4. Expected Revenue Per Call
Expected Revenue per Call (“ERPC”) is the measurement of expected revenue generated, on average, for any given customer service call. It is calculated as the product of two metrics: the weighted average of revenue items available and the conversion rate of that average. This metric reveals the ability of the customer service team to successfully present offers, as well as the responsiveness of the customer base to the offers being presented. As higher CHT can lead to higher QWT and Abandon Rates, it can also lead to lower ERPC.
Increasing ERPC is the Key Performance Indicator used to gauge the success of the customer service management team and the individual customer service agents. ERPC evaluates how well the customer service management team provides individual agents with options customers are likely to convert with. The worst thing a business can do when targeting ERPC is to offer customer service options in an unmethodical way.
RevGuard’s systematic approach relies on A/B testing to determine high-converting customer service offers. By testing multiple offers, customer service management teams can confidently conclude which options specific customer segments respond well to. This pattern of continually testing new customer segments and offers, studying the resulting data analytics, and refining offers based on the data is known as Customer Service Optimization. RevGuard simplifies this optimization process with their OCO™ Product Suite and Analytic toolset.
Unlike other metrics, ERPC is contingent on the industry and the product offering. There is no average price or conversion rate. It is recommended to track ERPC through an application like RevGuard since RevGuard details the conversion rate and the average revenue price. Focusing on the tradeoff between conversion rate and average revenue will help you learn how to receive higher ERPCs.
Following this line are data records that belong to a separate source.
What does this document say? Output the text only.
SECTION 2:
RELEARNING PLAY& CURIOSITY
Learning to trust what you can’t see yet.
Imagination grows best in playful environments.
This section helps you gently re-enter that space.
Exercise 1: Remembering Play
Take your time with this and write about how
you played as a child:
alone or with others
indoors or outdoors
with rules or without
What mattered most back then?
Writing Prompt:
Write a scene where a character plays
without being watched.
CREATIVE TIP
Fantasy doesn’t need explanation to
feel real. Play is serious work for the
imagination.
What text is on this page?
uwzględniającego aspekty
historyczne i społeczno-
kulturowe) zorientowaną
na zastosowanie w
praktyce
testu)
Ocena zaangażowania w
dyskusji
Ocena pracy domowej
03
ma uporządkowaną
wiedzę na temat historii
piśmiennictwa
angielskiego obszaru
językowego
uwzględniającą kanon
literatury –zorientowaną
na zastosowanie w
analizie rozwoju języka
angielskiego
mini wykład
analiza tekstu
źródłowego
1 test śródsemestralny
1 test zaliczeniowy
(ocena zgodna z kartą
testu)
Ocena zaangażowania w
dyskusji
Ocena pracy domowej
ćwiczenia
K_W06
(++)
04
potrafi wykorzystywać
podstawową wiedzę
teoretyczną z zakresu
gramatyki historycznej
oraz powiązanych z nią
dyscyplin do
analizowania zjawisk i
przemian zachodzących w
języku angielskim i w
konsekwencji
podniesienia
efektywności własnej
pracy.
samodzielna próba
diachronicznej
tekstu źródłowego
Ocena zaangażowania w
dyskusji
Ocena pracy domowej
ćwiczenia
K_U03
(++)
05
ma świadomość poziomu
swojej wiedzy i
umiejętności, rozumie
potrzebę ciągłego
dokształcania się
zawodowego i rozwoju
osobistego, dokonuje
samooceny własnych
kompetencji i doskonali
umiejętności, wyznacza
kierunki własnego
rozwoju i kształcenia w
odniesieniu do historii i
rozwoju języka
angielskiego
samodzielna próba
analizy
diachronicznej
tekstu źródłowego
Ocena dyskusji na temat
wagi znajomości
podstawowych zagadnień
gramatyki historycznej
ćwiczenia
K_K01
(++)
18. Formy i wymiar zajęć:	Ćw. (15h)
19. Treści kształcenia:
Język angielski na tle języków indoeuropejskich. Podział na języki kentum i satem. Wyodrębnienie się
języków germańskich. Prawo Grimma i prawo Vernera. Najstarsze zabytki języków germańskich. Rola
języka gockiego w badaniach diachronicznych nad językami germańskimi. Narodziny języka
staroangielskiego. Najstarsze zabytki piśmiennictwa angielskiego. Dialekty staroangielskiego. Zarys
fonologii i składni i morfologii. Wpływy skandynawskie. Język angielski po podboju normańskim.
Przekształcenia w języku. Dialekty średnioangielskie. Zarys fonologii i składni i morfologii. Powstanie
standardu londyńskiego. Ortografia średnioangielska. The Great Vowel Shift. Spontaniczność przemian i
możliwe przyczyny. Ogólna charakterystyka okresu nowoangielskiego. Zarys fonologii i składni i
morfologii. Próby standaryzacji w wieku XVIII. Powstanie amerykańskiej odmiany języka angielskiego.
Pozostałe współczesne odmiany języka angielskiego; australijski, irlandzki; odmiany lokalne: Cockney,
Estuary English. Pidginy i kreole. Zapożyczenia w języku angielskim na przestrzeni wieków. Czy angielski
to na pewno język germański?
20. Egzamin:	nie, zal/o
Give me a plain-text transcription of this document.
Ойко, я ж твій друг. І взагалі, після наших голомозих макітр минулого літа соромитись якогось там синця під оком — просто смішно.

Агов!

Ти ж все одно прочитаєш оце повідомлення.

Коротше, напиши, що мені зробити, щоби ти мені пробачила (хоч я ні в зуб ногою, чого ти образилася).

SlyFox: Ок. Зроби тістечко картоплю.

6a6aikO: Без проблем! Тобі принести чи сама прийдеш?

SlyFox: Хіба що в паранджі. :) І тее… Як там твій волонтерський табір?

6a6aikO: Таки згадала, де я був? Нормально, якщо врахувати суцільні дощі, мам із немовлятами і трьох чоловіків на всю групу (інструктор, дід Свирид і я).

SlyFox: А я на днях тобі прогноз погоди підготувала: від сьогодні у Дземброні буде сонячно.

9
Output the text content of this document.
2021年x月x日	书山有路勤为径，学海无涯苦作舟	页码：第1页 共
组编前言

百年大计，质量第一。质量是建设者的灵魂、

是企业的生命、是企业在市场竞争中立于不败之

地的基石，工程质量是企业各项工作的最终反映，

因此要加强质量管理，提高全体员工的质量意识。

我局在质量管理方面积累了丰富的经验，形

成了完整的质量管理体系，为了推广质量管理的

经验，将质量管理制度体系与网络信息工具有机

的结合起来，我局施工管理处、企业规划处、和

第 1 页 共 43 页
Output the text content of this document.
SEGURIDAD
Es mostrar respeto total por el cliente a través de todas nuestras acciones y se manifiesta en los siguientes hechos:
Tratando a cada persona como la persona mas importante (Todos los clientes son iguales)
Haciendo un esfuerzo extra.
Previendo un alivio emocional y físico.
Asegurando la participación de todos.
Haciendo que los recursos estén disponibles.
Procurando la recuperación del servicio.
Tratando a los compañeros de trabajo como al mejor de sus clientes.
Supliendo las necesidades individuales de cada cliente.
5. Expected Refunds Per Call
Expected Refunds per Call is similar to ERPC, where each call can have an expected refund impact associated with it. The implementation of ERPC is identical to this metric, with the only difference being the study of refunds instead of revenue. The calculation is the product of two metrics: the weighted average of refund items available and the conversion rate of that average. Just as higher CHT can lead to higher QWT and Abandon rates, they can lead to lower ERPC and higher Expected Refunds.
By building customer segments, businesses can test a variety of customer satisfaction techniques related to negative revenue items such as refunds. Instead of trying to maximize ERPC, the business attempts to minimize the expectation of a refund. Here, the term conversion rate equates to the probability of a customer getting a refund. By building Key Performance Indicators around these rates, business owners are able to see if their team is giving out too many refunds and / or too high of a refund amount.
Just like ERPC, expected refund impact is completely contingent on the industry and product offering. However, you can follow the same logic to track it and optimize it. Focusing on the tradeoff between conversion and average refunds helps you learn how to minimize expected refunds.
You should now be armed with the right questions to be asking of your customer service management team. And remember, RevGuard’s focus on developing products and services for Customer Service Optimization can help you maximize the profits out of your customer service operation.